A proposal in the U.S. Senate is breathing new life into efforts to limit restraint and seclusion of children with disabilities in the nation’s schools.
Sen. Tom Harkin, D-Iowa, introduced legislation in late December that would bar restraint and seclusion in most school situations.
The bill is an attempt to address concerns after a 2009 Government Accountability Office report found hundreds of cases of restraint or seclusion in schools that were allegedly abusive or deadly. In nearly all incidents, the students involved had disabilities.
Under the Harkin proposal, children could not be secluded in locked or unattended areas and educators would be barred from using chemical or mechanical restraints. The measure would also limit any type of restraint from being used outside of emergency situations and it would prohibit the tactics from being included in a student’s individualized education program, or IEP. (Read all of Disability Scoop’s coverage of restraint and seclusion »)
“Every child should be educated in a supportive, caring, stimulating environment in which they are treated as an individual and provided with the tools they need to succeed,” Harkin said in a statement. “This bill will set long-overdue standards to protect children from physical and psychological harm and ensure a safe learning environment for teachers and students alike.”

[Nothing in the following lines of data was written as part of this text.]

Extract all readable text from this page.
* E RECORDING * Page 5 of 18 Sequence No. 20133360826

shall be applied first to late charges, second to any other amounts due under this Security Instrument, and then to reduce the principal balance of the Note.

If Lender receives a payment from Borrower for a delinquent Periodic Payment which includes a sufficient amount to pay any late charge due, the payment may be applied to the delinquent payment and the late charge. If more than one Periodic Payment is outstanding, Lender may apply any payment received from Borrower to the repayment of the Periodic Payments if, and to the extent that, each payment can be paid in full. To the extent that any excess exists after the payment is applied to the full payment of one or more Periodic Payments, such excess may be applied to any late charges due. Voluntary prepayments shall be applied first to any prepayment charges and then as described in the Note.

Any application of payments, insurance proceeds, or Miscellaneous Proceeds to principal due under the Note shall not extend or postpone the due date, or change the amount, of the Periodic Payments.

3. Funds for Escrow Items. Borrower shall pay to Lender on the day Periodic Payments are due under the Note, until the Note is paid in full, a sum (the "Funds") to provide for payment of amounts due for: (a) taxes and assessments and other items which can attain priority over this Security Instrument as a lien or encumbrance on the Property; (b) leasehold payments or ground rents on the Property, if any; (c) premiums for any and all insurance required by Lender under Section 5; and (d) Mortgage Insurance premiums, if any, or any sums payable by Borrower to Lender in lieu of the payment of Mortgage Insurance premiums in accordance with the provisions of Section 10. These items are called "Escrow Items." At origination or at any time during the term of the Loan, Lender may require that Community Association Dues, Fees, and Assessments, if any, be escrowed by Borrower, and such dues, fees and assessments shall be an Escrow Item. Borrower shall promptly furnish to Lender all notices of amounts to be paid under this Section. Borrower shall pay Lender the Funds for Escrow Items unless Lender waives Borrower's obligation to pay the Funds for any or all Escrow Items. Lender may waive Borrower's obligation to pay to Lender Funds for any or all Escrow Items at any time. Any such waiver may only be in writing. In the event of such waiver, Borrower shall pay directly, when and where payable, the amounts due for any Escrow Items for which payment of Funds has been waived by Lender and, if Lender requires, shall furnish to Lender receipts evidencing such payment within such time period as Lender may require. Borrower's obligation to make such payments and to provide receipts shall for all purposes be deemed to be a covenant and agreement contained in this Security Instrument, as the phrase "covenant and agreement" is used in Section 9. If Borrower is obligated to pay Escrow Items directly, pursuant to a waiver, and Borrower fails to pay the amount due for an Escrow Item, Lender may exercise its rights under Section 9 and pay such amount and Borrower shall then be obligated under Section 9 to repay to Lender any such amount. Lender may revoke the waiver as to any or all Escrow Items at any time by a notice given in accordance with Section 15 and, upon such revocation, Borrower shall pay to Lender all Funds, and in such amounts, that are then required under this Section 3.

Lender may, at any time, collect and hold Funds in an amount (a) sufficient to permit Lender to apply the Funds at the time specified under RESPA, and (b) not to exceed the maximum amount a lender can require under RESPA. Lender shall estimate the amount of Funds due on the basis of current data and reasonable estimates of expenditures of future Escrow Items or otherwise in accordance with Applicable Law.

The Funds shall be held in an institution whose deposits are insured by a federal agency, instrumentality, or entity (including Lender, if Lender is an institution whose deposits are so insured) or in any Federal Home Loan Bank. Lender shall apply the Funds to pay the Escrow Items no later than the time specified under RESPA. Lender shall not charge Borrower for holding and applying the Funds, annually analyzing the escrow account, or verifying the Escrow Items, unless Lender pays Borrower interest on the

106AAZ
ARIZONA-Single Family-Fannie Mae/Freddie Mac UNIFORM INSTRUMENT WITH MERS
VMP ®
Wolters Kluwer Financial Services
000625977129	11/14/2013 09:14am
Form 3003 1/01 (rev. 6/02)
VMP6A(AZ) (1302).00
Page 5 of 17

Disability advocates are optimistic with the Harkin bill receiving a stamp of approval from a broad base of organizations including the National Disability Rights Network, TASH, Easter Seals, United Cerebral Palsy, The Arc and the Council of Parent Attorneys and Advocates.
However, the bill — which does not have any co-sponsors — is likely to face an uphill battle. Similar legislation was approved by the U.S. House of Representatives in 2010, but was not able to gain traction in the Senate as supporters struggled to attract Republican backing for the measure. And, a companion bill proposed last April in the House has yet to be taken up.
What’s more, the measure is being met with opposition from the American Association of School Administrators who argue that it imposes cumbersome training requirements and “burdensome data collection mandates,” according to a blog post on the group’s website. The organization also believes that Harkin’s bill includes too high a standard governing when restraint could be used.